Swashbuckler by James Moloney (A re-release from UQP)
PB RRP $19.95
ISBN 9780702228254
Review by Jo Burnell

Re-releases can be dated and irrelevant to today’s world. Filled with misgivings, I opened Swashbuckler, ready to be irritated . To my delight, I couldn’t put it down.

Being the newcomer, Peter is the latest target for school bullies, but his saviour arrives in an unexpected form. Swinging on a tree rope, the mini Scarlet Pimpernel drops his sword ad loses his mask, but manages to distract the tough guys. Why won’t Anton admit he is the hero in disguise and what is his obsession with historical heroes?
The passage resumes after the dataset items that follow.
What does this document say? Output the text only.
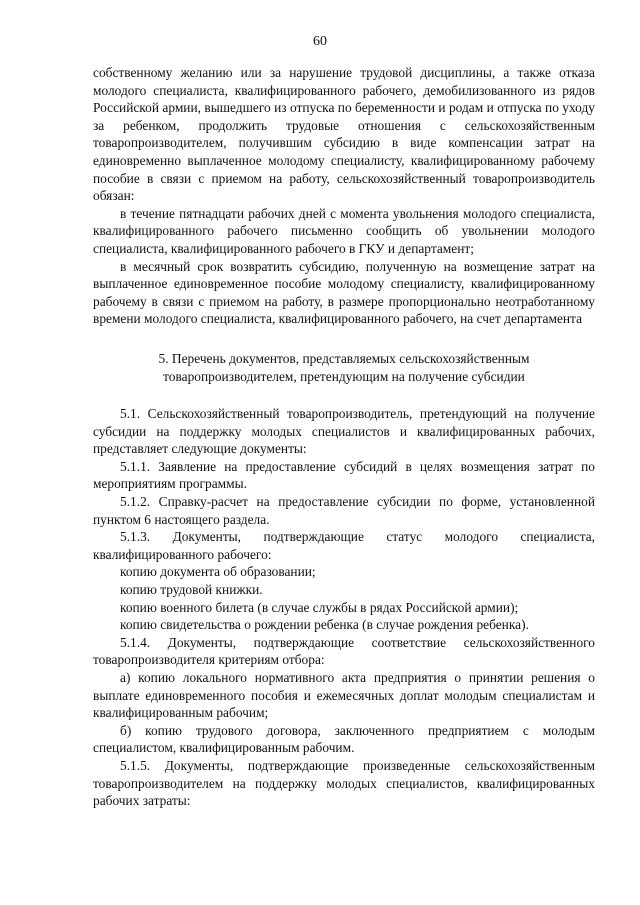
60

собственному желанию или за нарушение трудовой дисциплины, а также отказа молодого специалиста, квалифицированного рабочего, демобилизованного из рядов Российской армии, вышедшего из отпуска по беременности и родам и отпуска по уходу за ребенком, продолжить трудовые отношения с сельскохозяйственным товаропроизводителем, получившим субсидию в виде компенсации затрат на единовременно выплаченное молодому специалисту, квалифицированному рабочему пособие в связи с приемом на работу, сельскохозяйственный товаропроизводитель обязан:

в течение пятнадцати рабочих дней с момента увольнения молодого специалиста, квалифицированного рабочего письменно сообщить об увольнении молодого специалиста, квалифицированного рабочего в ГКУ и департамент;

в месячный срок возвратить субсидию, полученную на возмещение затрат на выплаченное единовременное пособие молодому специалисту, квалифицированному рабочему в связи с приемом на работу, в размере пропорционально неотработанному времени молодого специалиста, квалифицированного рабочего, на счет департамента

5. Перечень документов, представляемых сельскохозяйственным
товаропроизводителем, претендующим на получение субсидии

5.1. Сельскохозяйственный товаропроизводитель, претендующий на получение субсидии на поддержку молодых специалистов и квалифицированных рабочих, представляет следующие документы:

5.1.1. Заявление на предоставление субсидий в целях возмещения затрат по мероприятиям программы.

5.1.2. Справку-расчет на предоставление субсидии по форме, установленной пунктом 6 настоящего раздела.

5.1.3. Документы, подтверждающие статус молодого специалиста, квалифицированного рабочего:

копию документа об образовании;

копию трудовой книжки.

копию военного билета (в случае службы в рядах Российской армии);

копию свидетельства о рождении ребенка (в случае рождения ребенка).

5.1.4. Документы, подтверждающие соответствие сельскохозяйственного товаропроизводителя критериям отбора:

а) копию локального нормативного акта предприятия о принятии решения о выплате единовременного пособия и ежемесячных доплат молодым специалистам и квалифицированным рабочим;

б) копию трудового договора, заключенного предприятием с молодым специалистом, квалифицированным рабочим.

5.1.5. Документы, подтверждающие произведенные сельскохозяйственным товаропроизводителем на поддержку молодых специалистов, квалифицированных рабочих затраты:
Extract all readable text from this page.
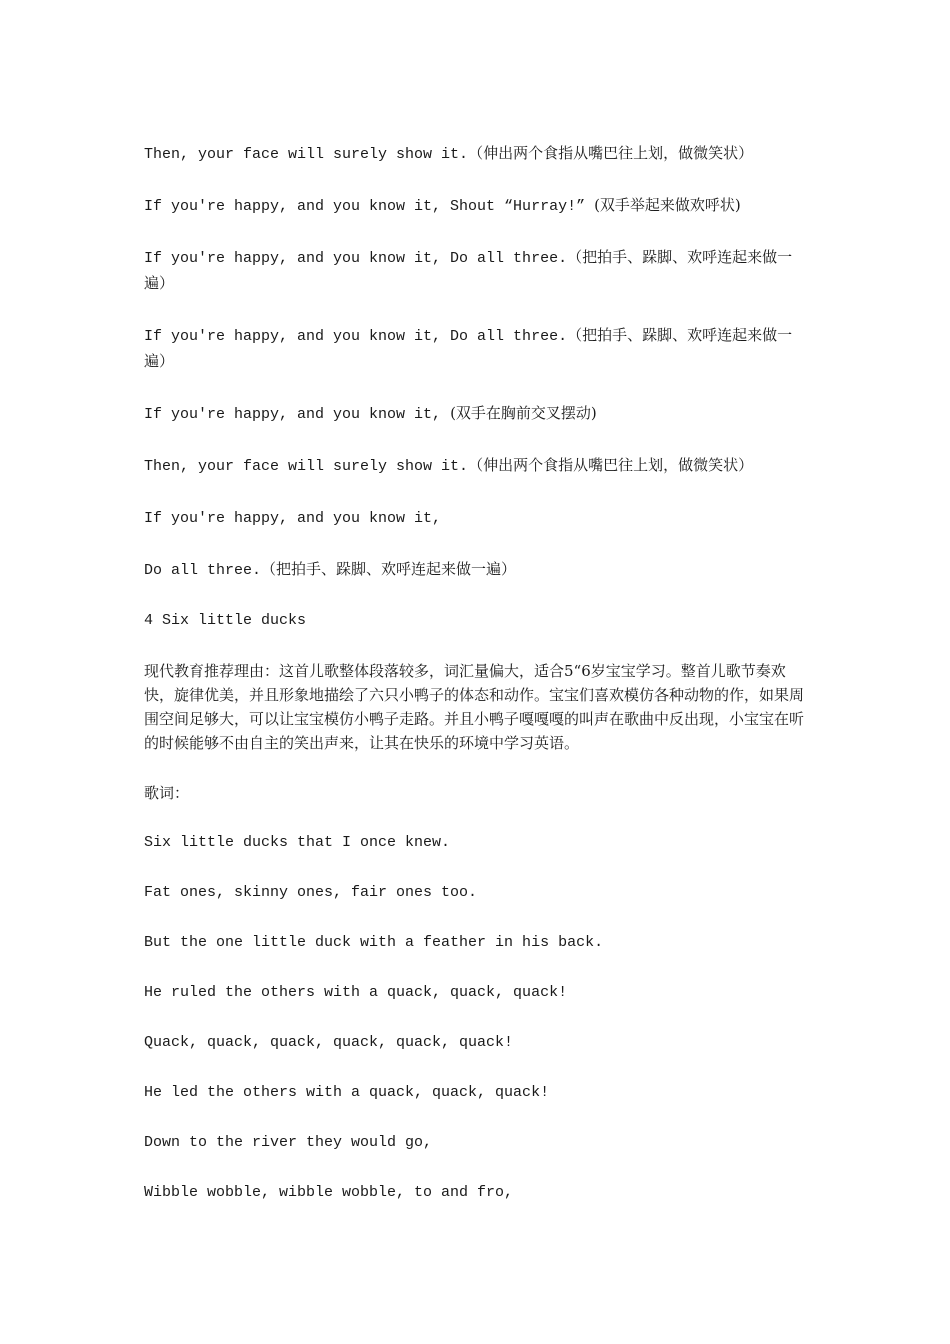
Then, your face will surely show it.（伸出两个食指从嘴巴往上划，做微笑状）

If you're happy, and you know it, Shout “Hurray!” (双手举起来做欢呼状)

If you're happy, and you know it, Do all three.（把拍手、跺脚、欢呼连起来做一遍）

If you're happy, and you know it, Do all three.（把拍手、跺脚、欢呼连起来做一遍）

If you're happy, and you know it, (双手在胸前交叉摆动)

Then, your face will surely show it.（伸出两个食指从嘴巴往上划，做微笑状）

If you're happy, and you know it,

Do all three.（把拍手、跺脚、欢呼连起来做一遍）

4 Six little ducks

现代教育推荐理由：这首儿歌整体段落较多，词汇量偏大，适合5“6岁宝宝学习。整首儿歌节奏欢快，旋律优美，并且形象地描绘了六只小鸭子的体态和动作。宝宝们喜欢模仿各种动物的作，如果周围空间足够大，可以让宝宝模仿小鸭子走路。并且小鸭子嘎嘎嘎的叫声在歌曲中反出现，小宝宝在听的时候能够不由自主的笑出声来，让其在快乐的环境中学习英语。

歌词：

Six little ducks that I once knew.

Fat ones, skinny ones, fair ones too.

But the one little duck with a feather in his back.

He ruled the others with a quack, quack, quack!

Quack, quack, quack, quack, quack, quack!

He led the others with a quack, quack, quack!

Down to the river they would go,

Wibble wobble, wibble wobble, to and fro,
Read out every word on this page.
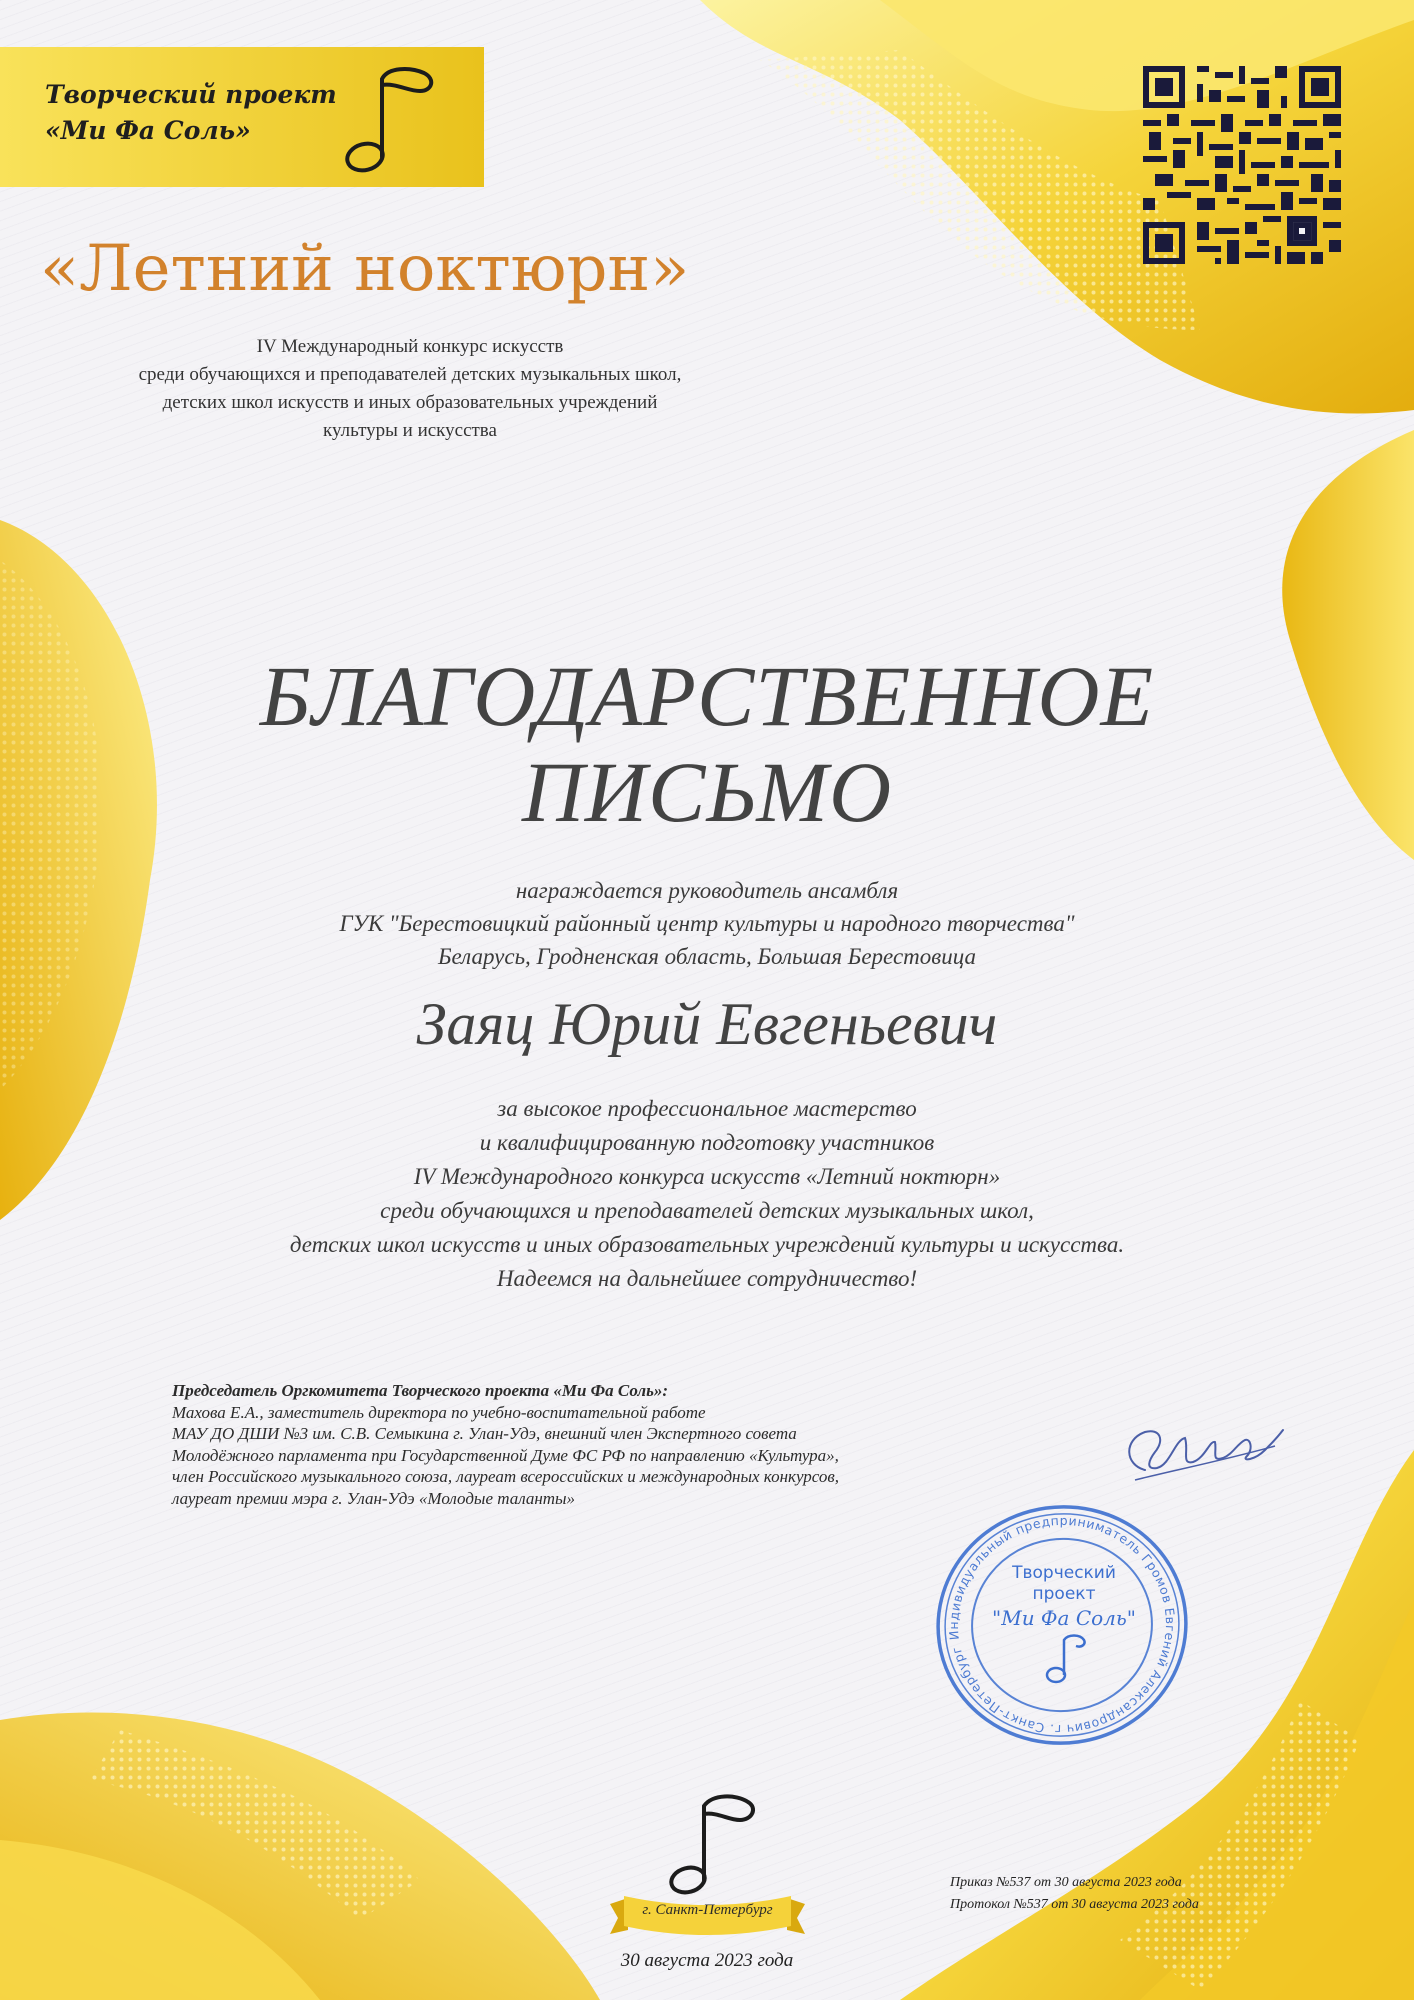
Творческий проект
«Ми Фа Соль»
«Летний ноктюрн»
IV Международный конкурс искусств
среди обучающихся и преподавателей детских музыкальных школ,
детских школ искусств и иных образовательных учреждений
культуры и искусства
БЛАГОДАРСТВЕННОЕ
ПИСЬМО
награждается руководитель ансамбля
ГУК "Берестовицкий районный центр культуры и народного творчества"
Беларусь, Гродненская область, Большая Берестовица
Заяц Юрий Евгеньевич
за высокое профессиональное мастерство
и квалифицированную подготовку участников
IV Международного конкурса искусств «Летний ноктюрн»
среди обучающихся и преподавателей детских музыкальных школ,
детских школ искусств и иных образовательных учреждений культуры и искусства.
Надеемся на дальнейшее сотрудничество!
Председатель Оргкомитета Творческого проекта «Ми Фа Соль»:
Махова Е.А., заместитель директора по учебно-воспитательной работе
МАУ ДО ДШИ №3 им. С.В. Семыкина г. Улан-Удэ, внешний член Экспертного совета
Молодёжного парламента при Государственной Думе ФС РФ по направлению «Культура»,
член Российского музыкального союза, лауреат всероссийских и международных конкурсов,
лауреат премии мэра г. Улан-Удэ «Молодые таланты»
Индивидуальный предприниматель Громов Евгений Александрович г. Санкт-Петербург
Творческий
проект
"Ми Фа Соль"
г. Санкт-Петербург
30 августа 2023 года
Приказ №537 от 30 августа 2023 года
Протокол №537 от 30 августа 2023 года
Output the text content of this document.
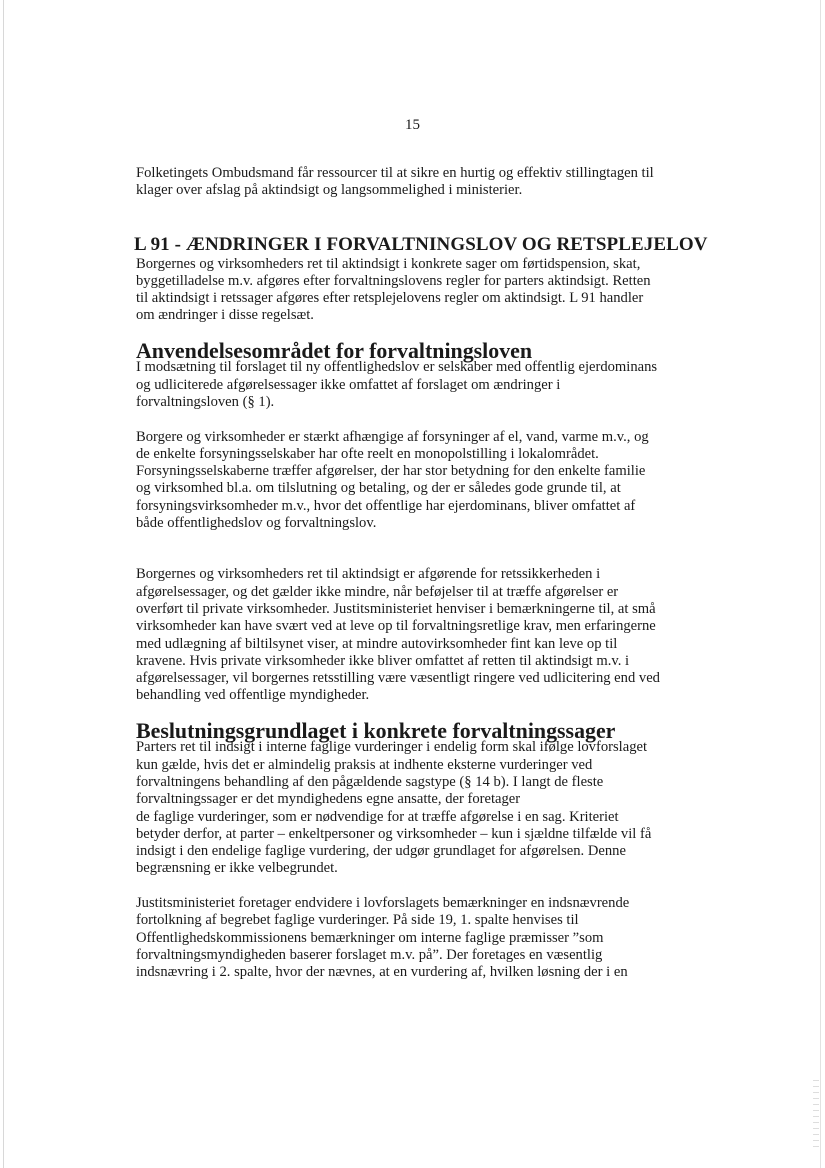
15

Folketingets Ombudsmand får ressourcer til at sikre en hurtig og effektiv stillingtagen til
klager over afslag på aktindsigt og langsommelighed i ministerier.

L 91 - ÆNDRINGER I FORVALTNINGSLOV OG RETSPLEJELOV

Borgernes og virksomheders ret til aktindsigt i konkrete sager om førtidspension, skat,
byggetilladelse m.v. afgøres efter forvaltningslovens regler for parters aktindsigt. Retten
til aktindsigt i retssager afgøres efter retsplejelovens regler om aktindsigt. L 91 handler
om ændringer i disse regelsæt.

Anvendelsesområdet for forvaltningsloven

I modsætning til forslaget til ny offentlighedslov er selskaber med offentlig ejerdominans
og udliciterede afgørelsessager ikke omfattet af forslaget om ændringer i
forvaltningsloven (§ 1).

Borgere og virksomheder er stærkt afhængige af forsyninger af el, vand, varme m.v., og
de enkelte forsyningsselskaber har ofte reelt en monopolstilling i lokalområdet.
Forsyningsselskaberne træffer afgørelser, der har stor betydning for den enkelte familie
og virksomhed bl.a. om tilslutning og betaling, og der er således gode grunde til, at
forsyningsvirksomheder m.v., hvor det offentlige har ejerdominans, bliver omfattet af
både offentlighedslov og forvaltningslov.

Borgernes og virksomheders ret til aktindsigt er afgørende for retssikkerheden i
afgørelsessager, og det gælder ikke mindre, når beføjelser til at træffe afgørelser er
overført til private virksomheder. Justitsministeriet henviser i bemærkningerne til, at små
virksomheder kan have svært ved at leve op til forvaltningsretlige krav, men erfaringerne
med udlægning af biltilsynet viser, at mindre autovirksomheder fint kan leve op til
kravene. Hvis private virksomheder ikke bliver omfattet af retten til aktindsigt m.v. i
afgørelsessager, vil borgernes retsstilling være væsentligt ringere ved udlicitering end ved
behandling ved offentlige myndigheder.

Beslutningsgrundlaget i konkrete forvaltningssager

Parters ret til indsigt i interne faglige vurderinger i endelig form skal ifølge lovforslaget
kun gælde, hvis det er almindelig praksis at indhente eksterne vurderinger ved
forvaltningens behandling af den pågældende sagstype (§ 14 b). I langt de fleste
forvaltningssager er det myndighedens egne ansatte, der foretager
de faglige vurderinger, som er nødvendige for at træffe afgørelse i en sag. Kriteriet
betyder derfor, at parter – enkeltpersoner og virksomheder – kun i sjældne tilfælde vil få
indsigt i den endelige faglige vurdering, der udgør grundlaget for afgørelsen. Denne
begrænsning er ikke velbegrundet.

Justitsministeriet foretager endvidere i lovforslagets bemærkninger en indsnævrende
fortolkning af begrebet faglige vurderinger. På side 19, 1. spalte henvises til
Offentlighedskommissionens bemærkninger om interne faglige præmisser ”som
forvaltningsmyndigheden baserer forslaget m.v. på”. Der foretages en væsentlig
indsnævring i 2. spalte, hvor der nævnes, at en vurdering af, hvilken løsning der i en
Both Peter and Anton are struggling with their dads. Peter’s is a compulsive gambler whose habit loses the family home and forces them to move. Peter’s dad has hardly been seen since the move, but he reappears when  Peter’s mum comes into a bit of money.

Anton’s anguish with his dad runs deep, but he’s not telling what it is. Can he finally trust Peter with his pain? Can Peter help Anton fight the fierce dragon before it’s too late?

Coping with terminal cancer is heartbreaking, especially the physical changes that occur as the body fades away. Coming to terms with problem gambling is challenging in different ways. It is trust that corrodes, rather than the body.

James Moloney is still opening the doors to coping for kids in this timeless tale and he does it with an essential ingredient: Humour.

Jo Burnell is passionate about hooking reluctant and struggling readers into the world of books. Her current project for Middle Primary students is about an Aussie hero. Her uncle Roy was a fighter pilot in World War 2.